True, after what was without doubt a professional campaign — a genuine personal triumph for Corbyn — the Labour vote increased by almost 10 per cent compared with 2015.

True, also, that some Jewish Labour candidates did extraordinarily well.

In Hendon, Mike Katz came within 1,072 votes of snatching the seat from Tory Matthew Offord, while in neighbouring Finchley the kippa-wearing Jeremy Newmark pushed Labour to within 1,657 votes of victory over Tory Mike Freer.

In Bury South, Ivan Lewis scored a remarkable success, increasing Labour’s vote by almost 6,000 and its share of the vote by more than eight per cent.

Luciana Berger retained Liverpool Wavertree with a majority of almost 30,000. Ruth Smeeth easily held on to her Stoke-on-Trent seat, polling over 50 per cent of the votes.

In Leeds North-East, Fabian Hamilton had a comfortable victory over his Conservative rival. Daniel Zeichner retained Cambridge, increasing his vote from 599 (in 2015) to over 12,000.

In Liverpool Riverside, Mrs Louise Ellman (now the longest-serving Jewish MP) scooped up all but 15.5 per cent of the total votes cast.

Margaret Hodge had no difficulty at all in retaining her seat at Barking. And we should not forget that in Doncaster Ed Miliband pushed Labour’s majority to more than 14,000.

And that Leeds North-West returned Britain’s newest Jewish MP, Alex Sobel, who took the seat from the Lib-Dems, increasing Labour’s share of the vote by 14 per cent.

Indeed the only Jewish Labour disappointment was that veteran David Winnick (formerly the “father” of the House of Commons), lost Walsall North to the Tories.

But there was nothing remotely sinister (from a Jewish point of view) about Winnick’s defeat.

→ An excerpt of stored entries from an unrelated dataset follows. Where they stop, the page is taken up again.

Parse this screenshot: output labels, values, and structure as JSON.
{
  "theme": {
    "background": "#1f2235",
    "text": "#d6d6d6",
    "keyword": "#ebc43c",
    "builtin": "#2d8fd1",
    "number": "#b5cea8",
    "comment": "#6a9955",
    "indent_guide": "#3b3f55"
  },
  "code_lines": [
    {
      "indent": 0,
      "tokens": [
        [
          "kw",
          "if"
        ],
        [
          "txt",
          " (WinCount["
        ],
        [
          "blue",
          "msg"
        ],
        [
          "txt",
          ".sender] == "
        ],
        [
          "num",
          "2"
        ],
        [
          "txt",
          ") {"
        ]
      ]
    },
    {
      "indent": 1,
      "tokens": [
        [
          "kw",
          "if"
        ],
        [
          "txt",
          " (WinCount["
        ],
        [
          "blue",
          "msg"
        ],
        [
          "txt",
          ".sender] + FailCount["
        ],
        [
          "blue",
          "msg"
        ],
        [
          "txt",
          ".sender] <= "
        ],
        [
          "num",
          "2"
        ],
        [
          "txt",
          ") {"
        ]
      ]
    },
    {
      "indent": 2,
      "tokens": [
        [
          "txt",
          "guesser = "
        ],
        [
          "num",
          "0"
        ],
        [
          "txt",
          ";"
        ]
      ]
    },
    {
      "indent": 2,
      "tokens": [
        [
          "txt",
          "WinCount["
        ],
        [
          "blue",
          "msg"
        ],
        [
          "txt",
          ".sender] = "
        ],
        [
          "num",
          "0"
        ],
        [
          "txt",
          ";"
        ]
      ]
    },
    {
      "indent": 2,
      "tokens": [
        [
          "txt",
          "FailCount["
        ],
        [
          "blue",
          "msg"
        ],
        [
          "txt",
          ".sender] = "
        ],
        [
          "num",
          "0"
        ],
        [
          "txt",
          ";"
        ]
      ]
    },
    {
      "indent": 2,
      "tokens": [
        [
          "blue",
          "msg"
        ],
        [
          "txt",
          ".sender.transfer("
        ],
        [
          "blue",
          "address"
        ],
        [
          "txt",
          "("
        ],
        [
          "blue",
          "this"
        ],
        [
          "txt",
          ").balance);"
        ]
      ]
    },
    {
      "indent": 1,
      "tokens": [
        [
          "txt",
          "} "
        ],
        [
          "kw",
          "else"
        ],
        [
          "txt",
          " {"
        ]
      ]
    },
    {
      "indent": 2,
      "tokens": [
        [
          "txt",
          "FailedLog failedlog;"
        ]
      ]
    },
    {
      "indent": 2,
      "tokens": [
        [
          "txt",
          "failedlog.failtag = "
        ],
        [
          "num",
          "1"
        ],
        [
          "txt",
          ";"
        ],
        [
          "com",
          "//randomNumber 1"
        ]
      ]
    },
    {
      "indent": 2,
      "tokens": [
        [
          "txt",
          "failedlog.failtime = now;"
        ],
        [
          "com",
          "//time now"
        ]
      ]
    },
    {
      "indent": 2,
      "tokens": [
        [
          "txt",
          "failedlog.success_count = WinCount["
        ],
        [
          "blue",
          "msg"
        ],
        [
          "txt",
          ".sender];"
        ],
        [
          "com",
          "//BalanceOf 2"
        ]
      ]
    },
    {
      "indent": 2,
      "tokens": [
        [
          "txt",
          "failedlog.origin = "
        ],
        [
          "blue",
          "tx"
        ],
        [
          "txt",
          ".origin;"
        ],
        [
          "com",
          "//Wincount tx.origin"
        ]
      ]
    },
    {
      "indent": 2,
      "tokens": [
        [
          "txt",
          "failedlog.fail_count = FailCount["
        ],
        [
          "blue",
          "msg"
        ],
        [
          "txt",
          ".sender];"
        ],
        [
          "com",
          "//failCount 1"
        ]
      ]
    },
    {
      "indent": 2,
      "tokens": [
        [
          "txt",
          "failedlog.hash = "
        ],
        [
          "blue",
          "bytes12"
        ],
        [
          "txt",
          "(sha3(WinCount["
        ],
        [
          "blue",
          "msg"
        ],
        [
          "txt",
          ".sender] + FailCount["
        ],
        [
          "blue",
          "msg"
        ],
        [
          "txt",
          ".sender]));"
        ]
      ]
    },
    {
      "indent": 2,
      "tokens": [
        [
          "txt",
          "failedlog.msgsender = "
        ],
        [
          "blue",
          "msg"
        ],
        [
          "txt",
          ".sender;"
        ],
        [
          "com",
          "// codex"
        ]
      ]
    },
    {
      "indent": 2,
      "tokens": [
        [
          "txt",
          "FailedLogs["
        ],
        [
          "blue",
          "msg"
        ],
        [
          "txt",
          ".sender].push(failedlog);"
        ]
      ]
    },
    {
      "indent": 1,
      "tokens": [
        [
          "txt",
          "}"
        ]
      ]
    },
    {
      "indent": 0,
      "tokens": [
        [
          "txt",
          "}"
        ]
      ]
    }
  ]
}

There was no “Jewish” factor at work here, just as there was no “Jewish” factor at work at any of the Labour victories I’ve listed.

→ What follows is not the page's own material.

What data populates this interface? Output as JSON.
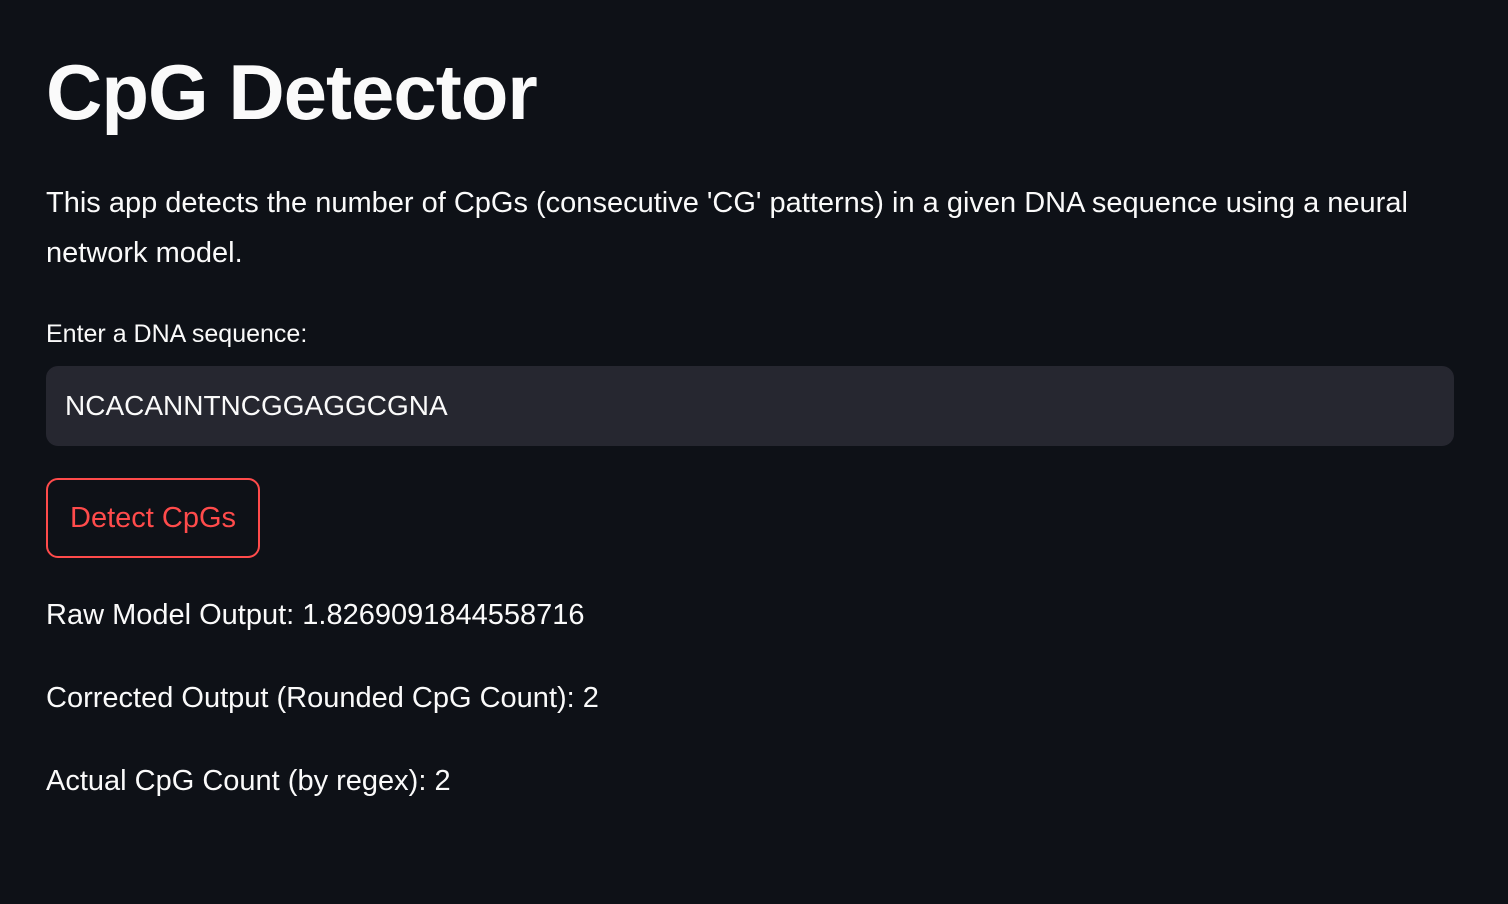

And even in relation to Jewish Labour’s remarkable near- misses at Finchley and Hendon, I’ve yet to be convinced that the votes piled up by either Jeremy Newmark or Mike Katz were in any sense “Jewish votes for Jewish candidates” (it is, however, just possible that Jewish votes saved their Tory opponents, Matthew Offord and Mike Freer; there’s work to be done in confirming whether this was, in fact, the case, but purely anecdotal evidence in Hendon, where I live, suggests that it might well have been).

n The fact remains that Comrade Corbyn (by his own admission) took the trouble to attend a wreath-laying ceremony (in October, 2014) at the Tunisian grave of a Palestinian terrorist involved in the 1972 Munich Olympics massacre.

n The fact remains that Comrade Corbyn has called for the EU to suspend its trade agreement with Israel in order to pressure the Jewish state over the so-called peace process.

n The fact remains that Comrade Corbyn proudly fought the June 8 election on the basis of a Labour manifesto promise that a Labour government would “immediately” recognise “the state of Palestine.”

n The fact remains that many of Comrade Corbyn’s media cheerleaders hurled antisemitic abuse at Jewish radio presenter Emma Barnett after her meticulous and legitimate questioning of him over childcare costs (May 30) left him literally speechless.

n The fact remains that, nationally on June 8, millions of voters flocked to the colours of Comrade Corbyn, the man who was a proud supporter of the IRA and an unashamed “friend” of Hamas.

n The fact remains that were it not for the Democratic Unionist Party of Northern Ireland, whose 10 Westminster MPs (an increase of two compared with 2015) will give limited support to Theresa May’s minority Conservative government, Comrade Corbyn might now be prime minister.

Not much is known about the DUP this side of the Celtic Sea. Its mercifully short 2017 election manifesto said nothing about the Middle East.

But I can tell you that the DUP is a thoroughly philosemitic Christian Zionist party whose steadfast, vocal support for Israel has been demonstrated countless times.

That’s the one crumb of comfort I can offer after the events of June 8.